Not surprisingly, Sharp is driven by his love of art and architecture, which becomes apparent the instant he starts talking about his work. “The permanent collection, the special exhibitions, this building—each contributes to a very dynamic program for visitors,” he says. Sharp's favorite part of the day, though, happens before a single visitor arrives, when he walks through the museum's silent rooms. “It's magic,” he says. “To have the museum quietly to myself, to have private time to engage the art. Magic.”

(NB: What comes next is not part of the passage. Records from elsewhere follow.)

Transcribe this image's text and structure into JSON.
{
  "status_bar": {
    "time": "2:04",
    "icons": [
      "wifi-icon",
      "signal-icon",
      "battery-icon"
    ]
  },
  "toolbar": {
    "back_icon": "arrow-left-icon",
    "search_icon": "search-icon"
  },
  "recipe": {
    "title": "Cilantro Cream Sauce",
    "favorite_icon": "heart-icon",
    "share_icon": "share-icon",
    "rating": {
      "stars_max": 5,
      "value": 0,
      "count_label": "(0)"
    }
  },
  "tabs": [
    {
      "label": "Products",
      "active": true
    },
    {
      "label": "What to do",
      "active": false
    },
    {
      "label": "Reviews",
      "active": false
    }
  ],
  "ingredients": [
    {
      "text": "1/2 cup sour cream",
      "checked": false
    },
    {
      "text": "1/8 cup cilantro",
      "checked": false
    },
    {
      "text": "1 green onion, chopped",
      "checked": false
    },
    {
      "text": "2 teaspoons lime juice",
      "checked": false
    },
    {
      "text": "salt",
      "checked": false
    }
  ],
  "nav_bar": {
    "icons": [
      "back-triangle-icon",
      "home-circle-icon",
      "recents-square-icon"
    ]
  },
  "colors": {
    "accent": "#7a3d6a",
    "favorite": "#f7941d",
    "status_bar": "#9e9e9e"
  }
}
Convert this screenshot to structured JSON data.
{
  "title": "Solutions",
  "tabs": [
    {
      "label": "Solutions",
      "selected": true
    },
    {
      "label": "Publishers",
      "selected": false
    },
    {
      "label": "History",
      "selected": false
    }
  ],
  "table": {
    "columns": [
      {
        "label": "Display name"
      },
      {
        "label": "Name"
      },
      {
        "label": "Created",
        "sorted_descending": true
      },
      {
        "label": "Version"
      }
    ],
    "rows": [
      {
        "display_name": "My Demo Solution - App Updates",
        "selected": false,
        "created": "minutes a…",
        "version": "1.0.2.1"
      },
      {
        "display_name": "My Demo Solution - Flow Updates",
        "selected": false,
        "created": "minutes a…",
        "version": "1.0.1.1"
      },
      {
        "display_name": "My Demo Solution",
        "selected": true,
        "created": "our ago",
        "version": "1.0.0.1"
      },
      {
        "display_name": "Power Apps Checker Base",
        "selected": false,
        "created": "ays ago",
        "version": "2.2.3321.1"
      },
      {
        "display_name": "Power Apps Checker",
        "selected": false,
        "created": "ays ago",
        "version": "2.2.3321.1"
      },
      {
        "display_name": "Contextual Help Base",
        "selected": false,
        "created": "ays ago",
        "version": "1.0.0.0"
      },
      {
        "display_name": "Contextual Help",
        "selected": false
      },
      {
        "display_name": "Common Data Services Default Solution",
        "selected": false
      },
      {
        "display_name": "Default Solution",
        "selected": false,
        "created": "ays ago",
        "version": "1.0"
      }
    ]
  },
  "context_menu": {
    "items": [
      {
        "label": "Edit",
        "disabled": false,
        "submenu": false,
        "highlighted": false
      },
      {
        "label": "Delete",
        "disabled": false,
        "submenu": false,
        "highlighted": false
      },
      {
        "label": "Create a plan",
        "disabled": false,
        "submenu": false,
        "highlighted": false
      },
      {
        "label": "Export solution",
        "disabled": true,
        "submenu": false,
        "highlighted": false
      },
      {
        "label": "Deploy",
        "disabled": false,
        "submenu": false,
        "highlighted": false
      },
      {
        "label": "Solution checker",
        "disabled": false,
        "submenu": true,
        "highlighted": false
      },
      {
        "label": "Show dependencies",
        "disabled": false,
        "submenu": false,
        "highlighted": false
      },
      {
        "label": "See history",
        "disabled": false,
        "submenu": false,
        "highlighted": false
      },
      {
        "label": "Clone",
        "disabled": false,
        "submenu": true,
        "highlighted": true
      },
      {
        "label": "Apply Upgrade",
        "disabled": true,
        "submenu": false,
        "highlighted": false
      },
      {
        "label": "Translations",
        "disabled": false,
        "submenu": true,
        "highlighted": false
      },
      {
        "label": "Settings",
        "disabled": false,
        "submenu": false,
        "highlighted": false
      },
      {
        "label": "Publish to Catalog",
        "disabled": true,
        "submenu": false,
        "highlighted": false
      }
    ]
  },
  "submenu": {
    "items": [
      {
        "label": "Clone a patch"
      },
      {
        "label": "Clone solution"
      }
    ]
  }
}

“The sculpture stands at the very end of the prow, so when you're looking at it, you're levitating over 13th Avenue, which works effectively for this piece. You get the dramatic light-play through the windows, so the piece is always changing.”
“Clyfford Still is probably the most important painter of the 20th century. We're lucky to have 14 of his works exhibited in the Martin & McCormick Gallery here, which is a true Libeskind-esque space. People are always surprised by how beautifully art can be hung here.”
“This piece has a special place in my heart and my life. I worked at the Metropolitan Museum of Art for 18 years, and we had a fine Remington collection. But this is unquestionably the finest single casting of ‘The Cheyenne' ever made.”